Saturday, September 20, 2014

Kent: Switching from traditional freestyle to Total Immersion Easy Freestyle in one lesson!

Kent came to his first class with a high level of skill; he had been a successful competitive freestyle swimmer in high school.  His transformation suggests what can be done in a 1-1/2 hour lesson with willingness to slow down his stroke, a patient calm, and focused attention to details.

Monday, September 15, 2014

Progress Report: Beverly 9/15/14. Total Immersion Swimming

With grace, attention to details, patience and ease: Beverly swims beautifully by the end of lesson 4. She is ready to swim laps, count her strokes, and continue to refine her technique and perceptions through practice. Bev has a list of focal points to help her remain mindful during future practices.

Tuesday, September 9, 2014

Found on YouTube: Slow motion 2-beat kick

My experience is that the 2-beat kick must be learned in stages. First, the "2 wide legs" stage; then a more compact position of "feet close together -then- feet opening"; last, finding separate sensation in the R or L leg, allowing just one leg to flick, and then the other.

This is a great video of a well executed Total Immersion Swimming 2-beat kick:

Monday, September 8, 2014

Progress report: Beverly 9/7/14

Beverly came to the pool on Day 1 with a nicely coordinated side stroke and good flotation on her back. She practiced superman float, superman glide, "tic toc" hip rotation, slot-to-skate, and elbow circles for recovery arm. Here is her crawl at the start of lesson #2 with a bit more relaxed arms and head:

Lesson 2 began with a skate-with-flutter drill in 3 steps: (1) motion of the head to air and to downward alignment; (2) slow motion of the recovery arm, dragging fingertips and forming a geometric entry; (3) slot-to-switch (bringing her to the other "edge").

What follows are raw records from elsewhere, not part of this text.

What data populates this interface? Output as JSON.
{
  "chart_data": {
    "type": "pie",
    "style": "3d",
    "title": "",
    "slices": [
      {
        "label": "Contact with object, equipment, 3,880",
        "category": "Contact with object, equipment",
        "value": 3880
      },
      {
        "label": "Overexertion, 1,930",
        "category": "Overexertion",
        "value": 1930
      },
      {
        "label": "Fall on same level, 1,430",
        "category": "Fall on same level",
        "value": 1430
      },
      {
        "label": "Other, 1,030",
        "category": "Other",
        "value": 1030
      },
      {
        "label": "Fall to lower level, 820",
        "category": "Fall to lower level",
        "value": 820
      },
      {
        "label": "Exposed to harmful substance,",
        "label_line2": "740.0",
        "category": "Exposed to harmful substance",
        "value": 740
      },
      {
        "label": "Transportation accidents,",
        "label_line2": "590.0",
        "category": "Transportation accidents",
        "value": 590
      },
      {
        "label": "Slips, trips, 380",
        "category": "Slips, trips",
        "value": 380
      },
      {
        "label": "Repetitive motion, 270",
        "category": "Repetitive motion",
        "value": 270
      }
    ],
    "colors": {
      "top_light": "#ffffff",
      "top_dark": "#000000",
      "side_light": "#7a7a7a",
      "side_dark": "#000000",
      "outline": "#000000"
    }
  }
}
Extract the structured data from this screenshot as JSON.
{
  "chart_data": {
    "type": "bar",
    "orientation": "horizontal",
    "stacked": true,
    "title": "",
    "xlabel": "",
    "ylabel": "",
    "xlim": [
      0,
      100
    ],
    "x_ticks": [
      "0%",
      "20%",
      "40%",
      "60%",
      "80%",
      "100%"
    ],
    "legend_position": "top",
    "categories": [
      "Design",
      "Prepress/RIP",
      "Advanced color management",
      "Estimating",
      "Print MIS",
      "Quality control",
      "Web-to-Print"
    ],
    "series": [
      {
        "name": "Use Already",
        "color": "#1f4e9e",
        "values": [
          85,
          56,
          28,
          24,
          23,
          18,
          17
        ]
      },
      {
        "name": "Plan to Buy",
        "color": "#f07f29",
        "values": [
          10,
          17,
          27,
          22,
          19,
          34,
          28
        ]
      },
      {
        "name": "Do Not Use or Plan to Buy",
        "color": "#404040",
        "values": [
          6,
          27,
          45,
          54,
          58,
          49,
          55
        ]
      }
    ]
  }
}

Since her first switch was so powerful that it flipped her onto her back, we moved right into practicing the "sweet spot" (on 3/4 back) breathing position. Here is a sample of that skating practice:

From there, after another practice of superman and tic-toc hip rotation, she repeated yesterday's practice of slot-to-skate and elbow circles for recovery arm. She did repetitions of "relaxing her forearm" by dragging it in the water. The next video is Bev's best swim at the end of class:

I see a well organized core body with a rhythmic forward thrust of propulsion created by her relaxed recovery arm and stable "underwater reaching" arm. I feel fairly certain that she is not thinking about her legs... but you can see the clear "plunk" splash of one foot that demonstrates oppositional (contralateral) core body engagement.

Future goals for Bev: wide tracks, timing of switch-to-pocket, and a bit further deconstruction of her 2-beat kick until it is effective (primarily for hip rotation) and streamlined.